Collette doesn’t speak. She’s not so sure, but then, she doesn’t have as much history with the Landlord as the rest of them. Cher’s injuries are still fresh, on her body and in her mind, and it’s clear that she sees Vesta as some sort of granny figure. She’s entitled to feel some rage.

They hurry past number twenty-five and into their own alleyway. Once they get behind the gate, they let go of the plastic and take a moment to breathe. ‘So how long were you in care?’ asks Cher.

‘Oh, on and off, you know. Just a few weeks at a time. The longest was maybe a couple of months. My mum wasn’t a great coper, you know? Sometimes it just all got too much and she’d check me in,’

‘Yeah, I know,’ says Cher, but she feels disappointed. She’s never known a living adult who’s had her experiences. Had hoped that she’d finally found one.

‘It’s shit, though, isn’t it?
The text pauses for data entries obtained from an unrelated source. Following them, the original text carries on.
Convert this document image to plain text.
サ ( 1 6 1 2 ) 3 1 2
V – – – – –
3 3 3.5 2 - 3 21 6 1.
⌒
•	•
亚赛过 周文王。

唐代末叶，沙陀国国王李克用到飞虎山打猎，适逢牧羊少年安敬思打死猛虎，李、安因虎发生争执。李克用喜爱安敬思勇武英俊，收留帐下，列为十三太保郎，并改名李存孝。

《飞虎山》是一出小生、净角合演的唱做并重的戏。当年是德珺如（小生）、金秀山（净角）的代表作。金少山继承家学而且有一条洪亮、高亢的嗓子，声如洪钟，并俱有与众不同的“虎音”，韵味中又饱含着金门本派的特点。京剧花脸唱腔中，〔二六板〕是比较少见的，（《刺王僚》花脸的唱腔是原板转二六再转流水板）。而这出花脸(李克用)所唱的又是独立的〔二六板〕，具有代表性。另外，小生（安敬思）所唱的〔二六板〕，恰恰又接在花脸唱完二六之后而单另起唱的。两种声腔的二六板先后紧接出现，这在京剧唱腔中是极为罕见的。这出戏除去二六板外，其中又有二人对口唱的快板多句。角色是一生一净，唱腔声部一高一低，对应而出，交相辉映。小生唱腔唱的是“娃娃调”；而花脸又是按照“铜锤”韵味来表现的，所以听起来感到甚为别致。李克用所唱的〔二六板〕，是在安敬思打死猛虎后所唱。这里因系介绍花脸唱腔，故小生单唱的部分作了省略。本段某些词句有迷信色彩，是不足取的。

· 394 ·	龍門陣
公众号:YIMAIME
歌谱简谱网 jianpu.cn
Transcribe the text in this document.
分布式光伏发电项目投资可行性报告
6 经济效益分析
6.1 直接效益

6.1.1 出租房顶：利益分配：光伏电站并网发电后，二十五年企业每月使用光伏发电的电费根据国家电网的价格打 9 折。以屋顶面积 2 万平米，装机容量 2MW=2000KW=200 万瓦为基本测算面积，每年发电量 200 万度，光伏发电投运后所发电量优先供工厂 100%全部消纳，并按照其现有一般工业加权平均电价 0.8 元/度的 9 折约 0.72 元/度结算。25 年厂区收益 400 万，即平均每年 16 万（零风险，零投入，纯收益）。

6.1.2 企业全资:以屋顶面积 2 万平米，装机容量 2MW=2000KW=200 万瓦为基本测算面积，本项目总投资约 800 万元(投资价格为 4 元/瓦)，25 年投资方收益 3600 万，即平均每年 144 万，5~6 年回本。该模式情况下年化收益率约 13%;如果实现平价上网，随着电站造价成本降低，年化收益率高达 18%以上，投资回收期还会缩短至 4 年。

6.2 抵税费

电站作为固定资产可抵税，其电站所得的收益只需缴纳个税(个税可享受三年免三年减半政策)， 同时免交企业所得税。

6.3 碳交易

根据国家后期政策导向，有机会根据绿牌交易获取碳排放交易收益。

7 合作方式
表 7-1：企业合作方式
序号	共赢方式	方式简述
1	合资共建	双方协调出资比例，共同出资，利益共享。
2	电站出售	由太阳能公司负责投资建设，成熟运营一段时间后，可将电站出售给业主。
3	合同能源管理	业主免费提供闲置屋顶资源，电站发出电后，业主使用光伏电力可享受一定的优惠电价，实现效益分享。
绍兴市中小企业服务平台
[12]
I was scared stupid all the time. How about you?’

‘Since I was twelve.’

‘Wow,’ says Collette. ‘How about your family?’

‘My mum’s dead,’ says Cher. ‘When I was nine. I lived with my nanna and that was okay. She was nice.’

‘And your dad?’

The sort of question Vesta asks. Cher doesn’t mind it from her. She comes from a world where people know their dads. She reminds Cher of Nanna, all kindness and cake and the confusion of the honest. Collette has seemed like she’s from a wider world. Maybe not. Cher shrugs. ‘Who knows?’

Collette gives her a sympathetic look. She had so many dads and uncles growing up that she forgets that some people have none at all. ‘I’m sorry,’ she says, lamely. ‘It’s tough.’

Cher feels a surprising surge of rage. Great, she thinks. Fucking sympathy. That’s all I need. She picks up her end of the sheeting. ‘Come on,’ she says. ‘We haven’t got all night.’

In the area outside Vesta’s kitchen, Hossein has done what he can with a broom to clear away the worst of the slurry. He and Thomas stand in the doorway, looking out for their arrival, and wait as they manhandle their burden down the steps and dump it on the concrete. ‘Oh, that’s good,’ says Thomas. ‘Very good.’

‘Damp proofing,’ says Collette.

So it won’t be permeable, then.

They unfold it and lay it out. Even doubled over, it covers most of the flagstones. Collette checks her watch. It’s taken less than an hour for them all to turn from victims and rescuers into conspirators. ‘I’ve got the shed open,’ says Hossein. ‘That lock didn’t take more than a couple of bashes with a brick. It must’ve been there for decades.’

‘It has,’ says Thomas. ‘Vesta says she doesn’t remember it ever being open.’

‘What’s in there?’

‘Nothing much. A rusted up old lawnmower and some plant pots. And an armchair that looks like it’s been mouse metropolis for many generations. With an ashtray.’

‘Where is Vesta?’ asks Collette.

‘Sitting down.’

‘I’ll go and check on her.’

The men stand around the plastic sheeting, hands on hips. ‘Right,’ says Thomas, ‘we’d better get on with it, then.’

While the women have been on their foraging mission, they have levered the Landlord into the bath and washed him down with the shower hose. The operation has only been a partial success, as the bath is draining so slowly that he wallows in four inches of filthy water, but his face and torso, stripped of its covering, are relatively clean. He gapes at the ceiling, his arm flopping down the side as though it’s been stripped of its bones. He’s pale, like a mushroom grown in a cellar, the skin below his collar line near-white and spongy. A bluebottle, awoken from its slumbers, buzzes lazily over his head, looking for an orifice to enter. Hossein bats it away.